24 commenti a “Perché Heinz Beck?”

  1. Ric64 Ric64 commenta:

    ma infatti, tanto per cambiare è tutto un complotto dei francesi: hanno dato le tre stelle ad un cuoco tedesco che sta proprio a due passi dal G8… Perrrfidi!

  2. gianni gianni commenta:

    Trovo piu’ scandaloso che l’Italia faccia parte del G8.

  3. Ric64 Ric64 commenta:

    Allora è tutto risolto! Cerchiamo di far uscire l’Italia dal G8 e poi mandiamo Heinz Beck a cucinare… magari così si risparmia che gli dicano che non è ITALIANO!

  4. Fabio Inzerillo Fabio Inzerillo commenta:

    Da quando abbiamo deciso che la nazionalità conta più della bravura?

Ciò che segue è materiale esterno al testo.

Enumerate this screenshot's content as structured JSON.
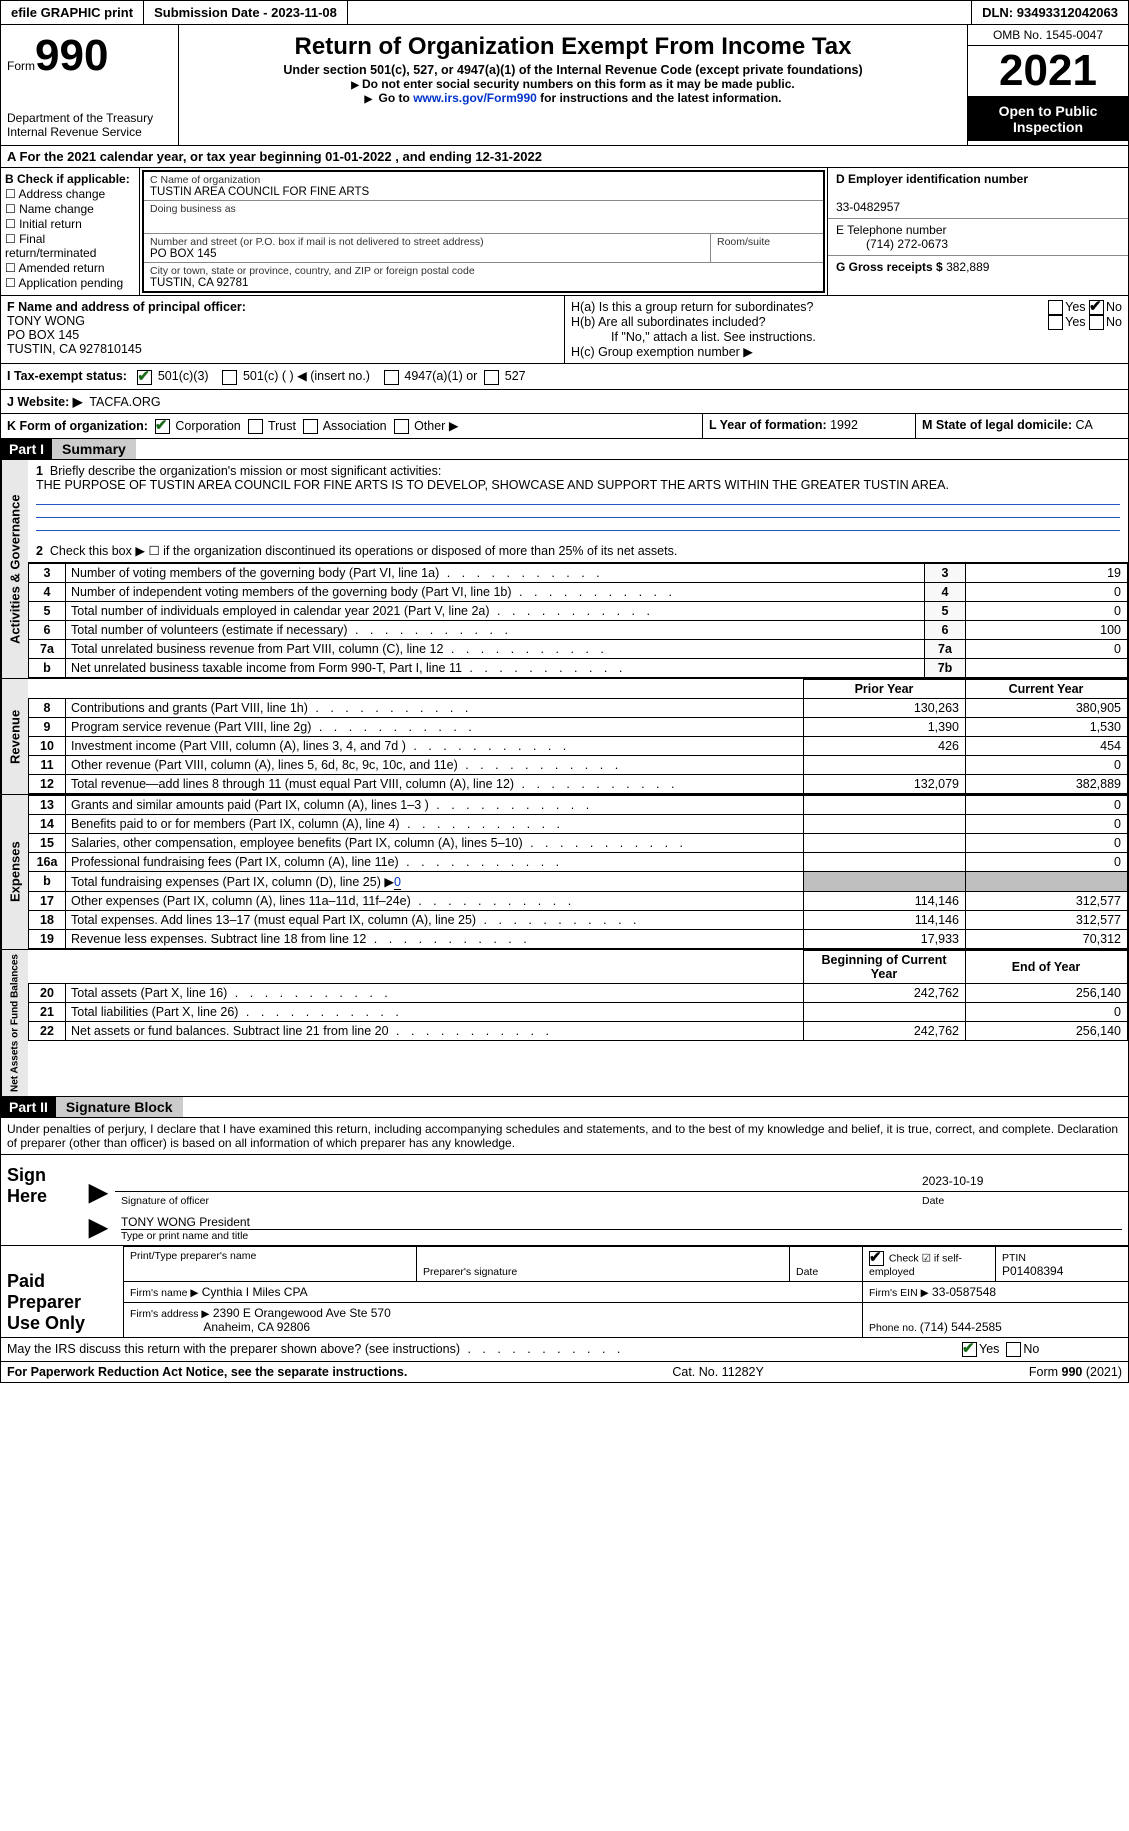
{
  "topbar": {
    "efile": "efile GRAPHIC print",
    "sub_label": "Submission Date - ",
    "sub_date": "2023-11-08",
    "dln_label": "DLN: ",
    "dln": "93493312042063"
  },
  "header": {
    "form_small": "Form",
    "form_big": "990",
    "title": "Return of Organization Exempt From Income Tax",
    "subtitle": "Under section 501(c), 527, or 4947(a)(1) of the Internal Revenue Code (except private foundations)",
    "hint1": "Do not enter social security numbers on this form as it may be made public.",
    "hint2_a": "Go to ",
    "hint2_link": "www.irs.gov/Form990",
    "hint2_b": " for instructions and the latest information.",
    "dept": "Department of the Treasury",
    "irs": "Internal Revenue Service",
    "omb": "OMB No. 1545-0047",
    "year": "2021",
    "badge": "Open to Public Inspection"
  },
  "row_a": {
    "text_a": "A For the 2021 calendar year, or tax year beginning ",
    "begin": "01-01-2022",
    "mid": " , and ending ",
    "end": "12-31-2022"
  },
  "col_b": {
    "hdr": "B Check if applicable:",
    "opts": [
      "Address change",
      "Name change",
      "Initial return",
      "Final return/terminated",
      "Amended return",
      "Application pending"
    ]
  },
  "org": {
    "c_label": "C Name of organization",
    "c_name": "TUSTIN AREA COUNCIL FOR FINE ARTS",
    "dba_label": "Doing business as",
    "dba": "",
    "addr_label": "Number and street (or P.O. box if mail is not delivered to street address)",
    "room_label": "Room/suite",
    "addr": "PO BOX 145",
    "city_label": "City or town, state or province, country, and ZIP or foreign postal code",
    "city": "TUSTIN, CA  92781"
  },
  "right_info": {
    "d_label": "D Employer identification number",
    "d_val": "33-0482957",
    "e_label": "E Telephone number",
    "e_val": "(714) 272-0673",
    "g_label": "G Gross receipts $ ",
    "g_val": "382,889"
  },
  "officer": {
    "f_label": "F Name and address of principal officer:",
    "name": "TONY WONG",
    "addr1": "PO BOX 145",
    "addr2": "TUSTIN, CA  927810145"
  },
  "h_block": {
    "ha": "H(a)  Is this a group return for subordinates?",
    "hb": "H(b)  Are all subordinates included?",
    "hb_note": "If \"No,\" attach a list. See instructions.",
    "hc": "H(c)  Group exemption number ▶",
    "yes": "Yes",
    "no": "No"
  },
  "row_i": {
    "label": "I  Tax-exempt status:",
    "o1": "501(c)(3)",
    "o2": "501(c) (   ) ◀ (insert no.)",
    "o3": "4947(a)(1) or",
    "o4": "527"
  },
  "row_j": {
    "label": "J  Website: ▶",
    "val": "TACFA.ORG"
  },
  "row_k": {
    "label": "K Form of organization:",
    "o1": "Corporation",
    "o2": "Trust",
    "o3": "Association",
    "o4": "Other ▶"
  },
  "row_l": {
    "label": "L Year of formation: ",
    "val": "1992"
  },
  "row_m": {
    "label": "M State of legal domicile: ",
    "val": "CA"
  },
  "part1": {
    "num": "Part I",
    "title": "Summary",
    "q1a": "Briefly describe the organization's mission or most significant activities:",
    "q1b": "THE PURPOSE OF TUSTIN AREA COUNCIL FOR FINE ARTS IS TO DEVELOP, SHOWCASE AND SUPPORT THE ARTS WITHIN THE GREATER TUSTIN AREA.",
    "q2": "Check this box ▶ ☐ if the organization discontinued its operations or disposed of more than 25% of its net assets.",
    "vtab_ag": "Activities & Governance",
    "vtab_rev": "Revenue",
    "vtab_exp": "Expenses",
    "vtab_net": "Net Assets or Fund Balances",
    "lines_gov": [
      {
        "n": "3",
        "d": "Number of voting members of the governing body (Part VI, line 1a)",
        "ln": "3",
        "v": "19"
      },
      {
        "n": "4",
        "d": "Number of independent voting members of the governing body (Part VI, line 1b)",
        "ln": "4",
        "v": "0"
      },
      {
        "n": "5",
        "d": "Total number of individuals employed in calendar year 2021 (Part V, line 2a)",
        "ln": "5",
        "v": "0"
      },
      {
        "n": "6",
        "d": "Total number of volunteers (estimate if necessary)",
        "ln": "6",
        "v": "100"
      },
      {
        "n": "7a",
        "d": "Total unrelated business revenue from Part VIII, column (C), line 12",
        "ln": "7a",
        "v": "0"
      },
      {
        "n": "b",
        "d": "Net unrelated business taxable income from Form 990-T, Part I, line 11",
        "ln": "7b",
        "v": ""
      }
    ],
    "col_prior": "Prior Year",
    "col_curr": "Current Year",
    "lines_rev": [
      {
        "n": "8",
        "d": "Contributions and grants (Part VIII, line 1h)",
        "p": "130,263",
        "c": "380,905"
      },
      {
        "n": "9",
        "d": "Program service revenue (Part VIII, line 2g)",
        "p": "1,390",
        "c": "1,530"
      },
      {
        "n": "10",
        "d": "Investment income (Part VIII, column (A), lines 3, 4, and 7d )",
        "p": "426",
        "c": "454"
      },
      {
        "n": "11",
        "d": "Other revenue (Part VIII, column (A), lines 5, 6d, 8c, 9c, 10c, and 11e)",
        "p": "",
        "c": "0"
      },
      {
        "n": "12",
        "d": "Total revenue—add lines 8 through 11 (must equal Part VIII, column (A), line 12)",
        "p": "132,079",
        "c": "382,889"
      }
    ],
    "lines_exp": [
      {
        "n": "13",
        "d": "Grants and similar amounts paid (Part IX, column (A), lines 1–3 )",
        "p": "",
        "c": "0"
      },
      {
        "n": "14",
        "d": "Benefits paid to or for members (Part IX, column (A), line 4)",
        "p": "",
        "c": "0"
      },
      {
        "n": "15",
        "d": "Salaries, other compensation, employee benefits (Part IX, column (A), lines 5–10)",
        "p": "",
        "c": "0"
      },
      {
        "n": "16a",
        "d": "Professional fundraising fees (Part IX, column (A), line 11e)",
        "p": "",
        "c": "0"
      }
    ],
    "line_16b": {
      "n": "b",
      "d_a": "Total fundraising expenses (Part IX, column (D), line 25) ▶",
      "d_val": "0"
    },
    "lines_exp2": [
      {
        "n": "17",
        "d": "Other expenses (Part IX, column (A), lines 11a–11d, 11f–24e)",
        "p": "114,146",
        "c": "312,577"
      },
      {
        "n": "18",
        "d": "Total expenses. Add lines 13–17 (must equal Part IX, column (A), line 25)",
        "p": "114,146",
        "c": "312,577"
      },
      {
        "n": "19",
        "d": "Revenue less expenses. Subtract line 18 from line 12",
        "p": "17,933",
        "c": "70,312"
      }
    ],
    "col_begin": "Beginning of Current Year",
    "col_end": "End of Year",
    "lines_net": [
      {
        "n": "20",
        "d": "Total assets (Part X, line 16)",
        "p": "242,762",
        "c": "256,140"
      },
      {
        "n": "21",
        "d": "Total liabilities (Part X, line 26)",
        "p": "",
        "c": "0"
      },
      {
        "n": "22",
        "d": "Net assets or fund balances. Subtract line 21 from line 20",
        "p": "242,762",
        "c": "256,140"
      }
    ]
  },
  "part2": {
    "num": "Part II",
    "title": "Signature Block",
    "decl": "Under penalties of perjury, I declare that I have examined this return, including accompanying schedules and statements, and to the best of my knowledge and belief, it is true, correct, and complete. Declaration of preparer (other than officer) is based on all information of which preparer has any knowledge.",
    "sign_here": "Sign Here",
    "sig_officer": "Signature of officer",
    "sig_date": "2023-10-19",
    "date_label": "Date",
    "name_title": "TONY WONG  President",
    "type_label": "Type or print name and title",
    "paid": "Paid Preparer Use Only",
    "prep_name_label": "Print/Type preparer's name",
    "prep_sig_label": "Preparer's signature",
    "prep_date_label": "Date",
    "check_if": "Check ☑ if self-employed",
    "ptin_label": "PTIN",
    "ptin": "P01408394",
    "firm_name_label": "Firm's name    ▶",
    "firm_name": "Cynthia I Miles CPA",
    "firm_ein_label": "Firm's EIN ▶",
    "firm_ein": "33-0587548",
    "firm_addr_label": "Firm's address ▶",
    "firm_addr1": "2390 E Orangewood Ave Ste 570",
    "firm_addr2": "Anaheim, CA  92806",
    "phone_label": "Phone no. ",
    "phone": "(714) 544-2585",
    "may_irs": "May the IRS discuss this return with the preparer shown above? (see instructions)",
    "yes": "Yes",
    "no": "No"
  },
  "footer": {
    "left": "For Paperwork Reduction Act Notice, see the separate instructions.",
    "mid": "Cat. No. 11282Y",
    "right": "Form 990 (2021)"
  }
}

Occhio che assecondando queste logiche avremo presto un Matteo Salvini dell’enogastronomia

  5. gianni gianni commenta:

    Il fotomontaggio con Gennarino era piu’ veritiero con la testa
    di altissimo ceto.

  6. Andrea Gori commenta:

    io che in genere sono molto esterofobo e autarchico stavolta invece mi pare che si sia raggiunto un grande risultato.
    Il fatto che abbiamo convertito un TEDESCO alla causa tricolore mi pare un grandissimo risultato, e vi assicuro che per far capire ad un tedesco le basi della nostra cucina ce ne vuole…se volete vi presento mio suocero…

    deutschland deutschland uber alles…

  7. diego diego commenta:

    Sono d’accordo;per me bisognava fare anche più chef !!! io avrei proposto la triade ops “a cupola” come dice viaggiatore g.Vinciguerra,Cannavacciulo e Esposito più maditerraneo di cosi!!!!!

  8. eggi eggi commenta:

    i cuochi, non hanno una nazionalità ’specifica’. tedesco, francese, spagnolo… ma che cosa significa?
    parlare di un cuoco e della sua cucina partendo dalla terra in cui é nato può servire per comprenderne il percorso ma non sicuramente i risultati ottenuti.

  9. DirettorTonelli DirettorTonelli commenta:

    La questione mi pare meno complicata di come la si vuol far passare: il desco si teneva a Roma e chi ha organizzato ha pigliato come chef il miglior cuoco di Roma. Stop. Fine.

  10. Barbara Barbara commenta:

    Beh, voi che con le cose piccanti ci marciate, avete saputo che la moglie del primo ministro inglese Gordon Brown, ha rifiutato due volte la carne d’agnello cucinata per lei e per le altre First Lady proprio da Heinz Beck? Il rifiuto di Sarah, che è una convinta animalista, ha creato molto imbarazzo alla padrona di casa, cioè alla moglie del sindaco di Roma Gianni Alemanno. Forse Beck poteva stare più attento

  11. Luciano Pignataro Luciano Pignataro commenta:

    Beh, ragazzi, italiani si diventa. E Beck lo divenne.
    C’è già Salvini che fa lo stronzo

  12. E’ vero Luciano, pero’ nessuno ha risposto alla mia domanda. Se Beck fosse stato francese non pensi che molti avrebbero volentieri barattato certi sfoggi di ipocrisia dotta con una buona dose di salvinismo?

  13. però oltre allo sfoggio di una intelligente ipocrisia, nessuno ha risposto alla mia domanda. e se al posto di un tedesco ci fosse stato un francese?

  14. angelo angelo commenta:

    In Italia abbiamo fior di chefs…che bisogno c’era di Beck? Questa è subalternità esterofila. Ernesto Iaccarino, Tonino Cannavacciuolo, Alajimo, Sacabin, Vissani e Pierangelini, ci avrebbero rappresentato molto meglio…eppoi, permettetemi di dissociarmi dal coro, Beck e la sua cucina non merita tutti questi elogi! Girando per lo stivale, senza troppa fatica, si trova di molto, molto meglio…meditate gente, meditate.